Seeking Common Ground

Call it the almost-alternative Davos. In an effort to reach out to a broad spectrum of participants--while staving off the antiglobalization demonstrations that have marred meetings in the past--this year's World Economic Forum meeting includes some participants who might otherwise have protested against it.

A project called the Open Forum holds discussions at a school near the Davos Congress Center on topics ranging from alternatives to fair trade to migrant labor to the role of business in areas in turmoil. Rick Aubry, president of the California-based nonprofit organization Rubicon Programs, was one of a group of social entrepreneurs who took part in a panel on ways to integrate the poor into the global economy. He spoke to NEWSWEEK's Arlene Getz in Davos. Excerpts:

NEWSWEEK: What are you doing at Davos?

Rick Aubry: I'm speaking at the Open Forum about social entrepreneurs--one of about 50 here that are connected through the Schwab Foundation. The goal is to combine the works of social entrepreneurs throughout the world with some of the aspirations of World Economic Forum members, to see if there's common ground between our work and the forum's work.

What exactly is social entrepreneurship?

That's the $64,000 question. There are many different definitions. Probably the simplest and most agreed to one is that entrepreneurship is now being applied to social problems rather than to business ones. A social entrepreneur is someone who is less concerned with returns to investors, more concerned with solving a social problem using entrepreneurial methods of innovating new ideas and aggregating resources to solve those problems. Unlike an institution, the [social] entrepreneur looks for a solution to a problem before imagining how he or she is going to pay for it.

Is your organization a nonprofit?

Yes, it has been for more than 30 years. It started off in a traditional nonprofit way providing services for disabled or very low-income people. But after its first 10 or 15 years working in a very poor community in Richmond, Calif., it by necessity had to constantly innovate new ways to continue to provide services. Eventually that evolved into being an enterprise-operating program. It now runs three different social-purpose businesses that train and employ very-low-income and homeless people. We also build affordable housing for people that we work with and provide a large range of more traditional services, as well.

What message are you hoping to send by your presence here?

The message is that there are micro solutions to the problems of poverty in Bolivia, Bangladesh or poor communities in the United States. [They] don't rely on government programs, they don't assume that the business raising the tide will lift all boats, but that in fact people creating these social entrepreneurial solutions will create larger and larger ways to solve these problems. If more and more of these occur, many of them will start to be on a scale where they have more of a macro impact.

Your panel included speakers from countries like Bolivia, India and Cameroon. What lessons can be learned from programs in the poorer parts of the world?

Social entrepreneurship is even more effective in developing countries because in some ways they are below the radar screen. They're not large government programs, they're not international-aid NGO-driven programs.
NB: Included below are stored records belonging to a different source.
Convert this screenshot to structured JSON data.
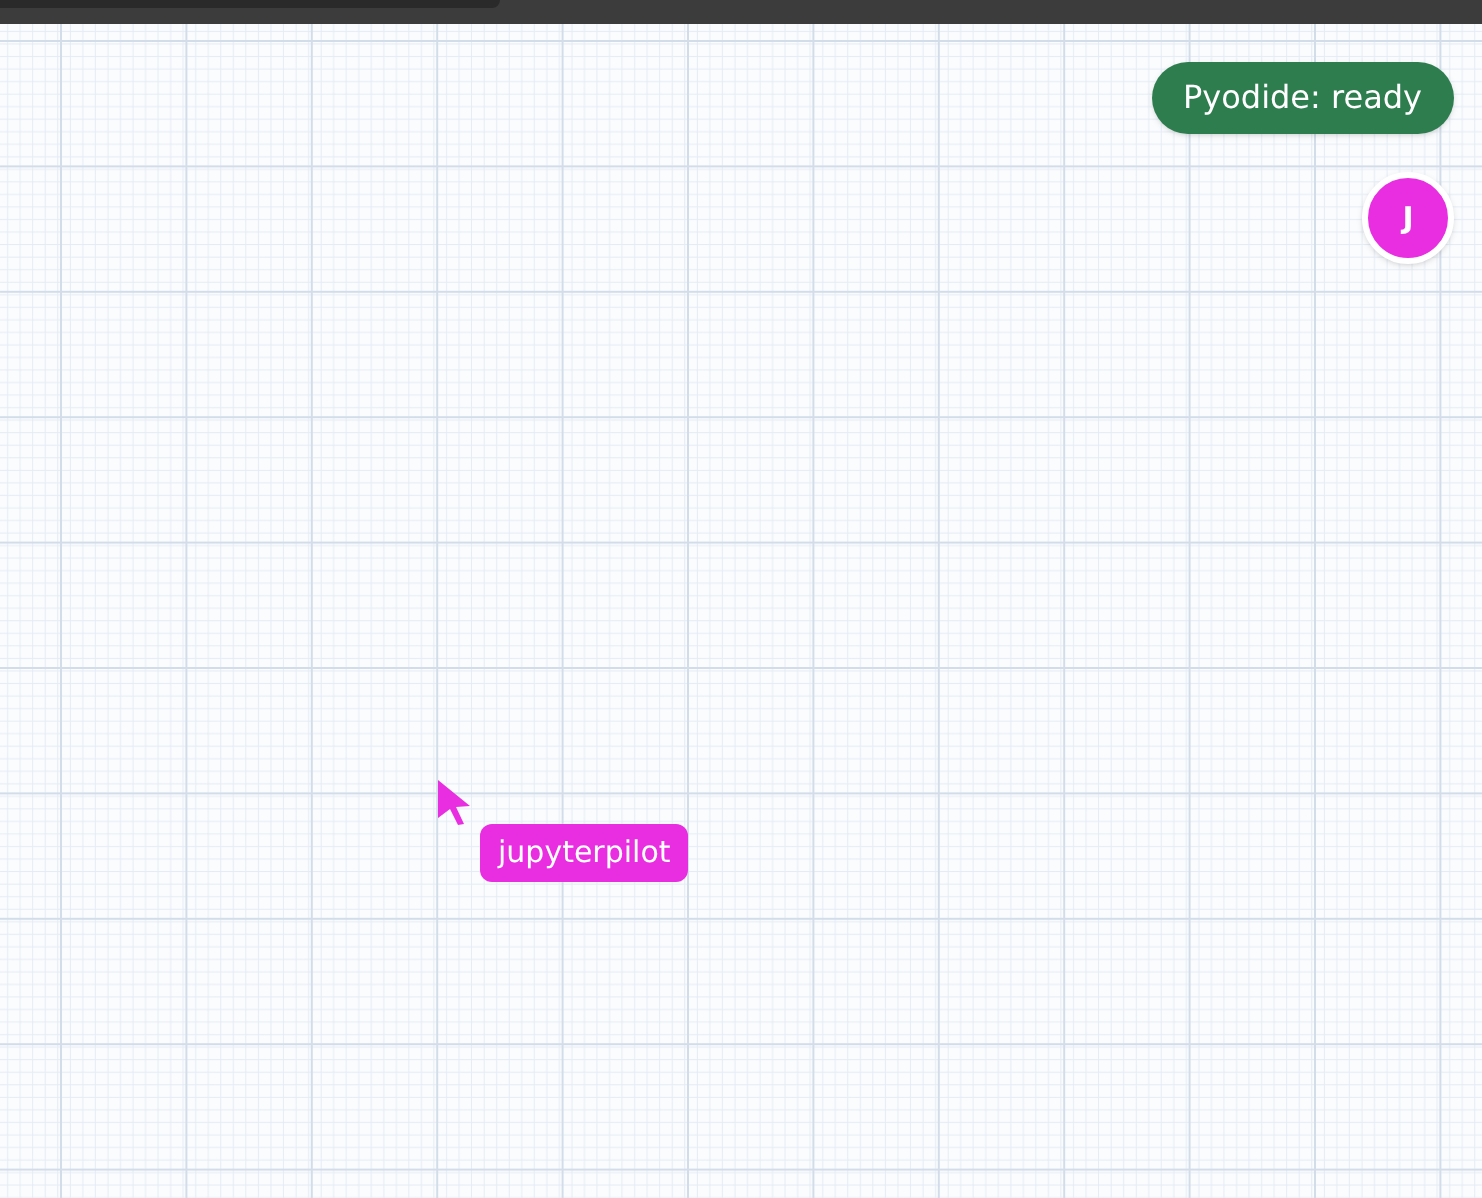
{
  "status_badge": {
    "text": "Pyodide: ready"
  },
  "user_avatar": {
    "initial": "J"
  },
  "cursors": [
    {
      "label": "jupyterpilot",
      "color": "#e82ee0"
    }
  ]
}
They're started by people in particular communities who have an innovation, who invest their time and energy and then bring in their own resources to provide these things. There's Cameroon, where [panelist] Gisele Yitamben has worked to bring training and employment programs primarily to women using high-tech systems in partnership with Cisco Corp. in California. In Bolivia some folks have created a new cooperative agreement between the growers of certain crops and the exporting of food products into the United States. There's a capacity to do social entrepreneur work in developing countries in some ways on an even more significant scale than we can do it in the States, because less capital is needed to achieve greater outcomes.

The WEF describes the Open Forum as a way of involving groups who otherwise might be protesting against them. Have you been co-opted?

I haven't felt co-opted yet. I think the reason that social entrepreneurs have been invited into the forum is to soften the perception of the forum. I actually take it at face value--[WEF president] Klaus Schwab's interest is that the forum be a place where ideas can be exchanged. That can only occur when you have many different voices here. I find that being part of the forum is a more valuable way than protesting to get my voice heard.

What are the toughest problem facing social entrepreneurs?

The largest challenge for us and, I think at many other programs, is the question of scale. How do we move from [having] 4,000 people a year to 400,000 people a year being impacted by our work? How do we move from 300 people working full-time for Rubicon to 300,000? There are certain challenges in how we're able to generate capital and raise support for what we're working on.